To Julip art was something you disappeared into, if only for a moment. When she was a child a wealthy man had given her father Audubon’s grouse and woodcock prints and she forever strained after the hanging grapes with the ruffed grouse, or merely sat in the shadowed stillness with the woodcock. Naive as it was, there is no response to art so genuine as the desire, the often heart-rending pull, to be within the work. Off the kitchen in a hall of the plantation house when she had been summoned, usually for punishment, by her mother, there had been two Edward Curtis prints that had troubled, mystified, attracted her: Two Whistles, his face powdered and a crow perched on his head, and Bear’s Belly, the Ankara medicine man cloaked in the skin of a bear. After being chided or spanked she wanted to hide within the bearskin robe of Bear’s Belly, having been drawn to the eyes of the man who promised an earth without the small-time bullshit of punishment. It was strange, she thought, that in Wisconsin Indians were subjected to abuse that far exceeded that of blacks in the South. Somehow, though, the message inherent in the memory of these two men was that it was important not to approach life with the attitude of a hurt child. It got you nowhere in life, she had decided, and it certainly was the way to ruin a potentially good bird dog during training. Life and bird dogs required a firm hand.
So she called Dr. Wiseman, who without hesitation invited her over to his home. On the way she uttered a pointless prayer against a repeat of her experience with the lawyer, then smiled when she thought of her first meeting with Charles, soon after her father’s passing. Charles had brought b
ack a headstrong male setter her father had sold him two years before. They went for a walk in the back forty in a piece of cover she knew held both woodcock and grouse. The setter’s name was Jack and he lazily worked an alder and dogwood thicket, pissing on five stumps in a row, then chasing a snowshoe rabbit, yelping in broadening circles, oblivious of Julip and Charles, who fairly bleated, “Come Jack, come to Daddy please, right now Jack.” When the dog ignored him, Charles began howling, “Jack, you motherfucker, I’m going to kick your ass,” which Jack disregarded in his pursuit of another rabbit.

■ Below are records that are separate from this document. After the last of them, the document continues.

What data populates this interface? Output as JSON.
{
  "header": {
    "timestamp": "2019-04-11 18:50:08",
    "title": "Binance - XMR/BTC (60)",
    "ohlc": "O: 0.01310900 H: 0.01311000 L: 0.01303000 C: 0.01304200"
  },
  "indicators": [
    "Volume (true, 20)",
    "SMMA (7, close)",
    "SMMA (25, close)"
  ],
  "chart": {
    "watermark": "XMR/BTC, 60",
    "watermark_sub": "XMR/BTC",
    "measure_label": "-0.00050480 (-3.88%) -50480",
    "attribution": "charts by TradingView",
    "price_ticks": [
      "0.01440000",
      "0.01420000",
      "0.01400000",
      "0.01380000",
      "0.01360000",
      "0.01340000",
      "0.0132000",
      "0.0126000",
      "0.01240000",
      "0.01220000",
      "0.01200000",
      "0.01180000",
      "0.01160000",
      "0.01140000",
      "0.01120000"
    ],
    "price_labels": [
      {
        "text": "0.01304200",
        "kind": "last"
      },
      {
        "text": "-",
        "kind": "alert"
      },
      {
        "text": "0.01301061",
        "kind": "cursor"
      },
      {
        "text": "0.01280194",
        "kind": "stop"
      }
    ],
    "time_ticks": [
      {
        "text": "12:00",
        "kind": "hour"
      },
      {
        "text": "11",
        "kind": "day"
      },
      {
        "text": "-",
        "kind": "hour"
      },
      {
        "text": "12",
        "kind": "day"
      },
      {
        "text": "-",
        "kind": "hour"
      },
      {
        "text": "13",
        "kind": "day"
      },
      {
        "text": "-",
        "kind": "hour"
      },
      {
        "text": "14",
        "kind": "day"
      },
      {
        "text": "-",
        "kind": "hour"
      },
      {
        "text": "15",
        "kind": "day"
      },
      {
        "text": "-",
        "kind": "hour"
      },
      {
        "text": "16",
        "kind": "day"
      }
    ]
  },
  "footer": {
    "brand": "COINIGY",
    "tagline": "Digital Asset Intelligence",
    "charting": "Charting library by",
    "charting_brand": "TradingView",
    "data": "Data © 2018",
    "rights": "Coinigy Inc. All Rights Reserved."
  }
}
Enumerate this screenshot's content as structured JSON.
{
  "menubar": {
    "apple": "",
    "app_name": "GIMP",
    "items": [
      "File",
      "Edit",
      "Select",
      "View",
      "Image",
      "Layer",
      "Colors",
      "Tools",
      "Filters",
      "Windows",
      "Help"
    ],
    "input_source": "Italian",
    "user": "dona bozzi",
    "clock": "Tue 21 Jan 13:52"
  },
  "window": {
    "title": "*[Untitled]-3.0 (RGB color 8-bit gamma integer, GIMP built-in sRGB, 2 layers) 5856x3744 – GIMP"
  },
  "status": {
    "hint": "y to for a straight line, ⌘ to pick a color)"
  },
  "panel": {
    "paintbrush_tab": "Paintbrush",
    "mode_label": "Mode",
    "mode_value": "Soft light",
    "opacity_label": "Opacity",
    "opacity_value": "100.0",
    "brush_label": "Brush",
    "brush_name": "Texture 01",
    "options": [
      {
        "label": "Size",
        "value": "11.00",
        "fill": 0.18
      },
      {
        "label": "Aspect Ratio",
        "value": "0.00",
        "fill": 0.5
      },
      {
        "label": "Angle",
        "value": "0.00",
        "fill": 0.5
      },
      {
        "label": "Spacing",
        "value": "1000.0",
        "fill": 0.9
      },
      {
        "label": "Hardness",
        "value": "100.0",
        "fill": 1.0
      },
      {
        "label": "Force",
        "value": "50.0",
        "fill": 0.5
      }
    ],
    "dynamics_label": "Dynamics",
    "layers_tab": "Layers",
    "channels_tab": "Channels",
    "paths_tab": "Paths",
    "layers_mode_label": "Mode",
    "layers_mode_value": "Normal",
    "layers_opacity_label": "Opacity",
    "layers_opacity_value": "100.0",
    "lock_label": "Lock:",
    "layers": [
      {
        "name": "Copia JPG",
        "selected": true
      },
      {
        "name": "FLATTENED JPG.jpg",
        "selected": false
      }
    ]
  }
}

Julip had sent Charles off to sit on a stump two hundred yards in the distance, then she knelt down in the path of the berserk dog, whose tongue had begun to loll as he caromed through the ferns and dense thickets. Finally Jack took notice of her low whistle and wandered over, flopping down in breathless exhaustion. She pinched his ear lightly to remind him of his bad behavior, then soothed him, rubbing his tummy until he regained his breath, at which point she drew a grouse and a woodcock wing from her coat pocket, passing them under his nose. Jack sniffed the wings and stood, his training and genetic destiny gradually occurring to him as a child at play looks up with delight to see the father’s car driving into the yard. She pointed out a thicket in the direction of Charles and whispered, “Where are the birds?” knowing that in the covert of dogwood and alder a grouse brood made its home. Jack pointed a young grouse which Julip flushed, then she sent him a quarter mile farther where he skidded to a stop near a swale. This time it was a woodcock, and she waved Charles over and they let the dog hold the point for a long time, rigid, elegant, his tail upraised, his head low with neck twisted to the strong scent of the bird, a nearly heraldic image.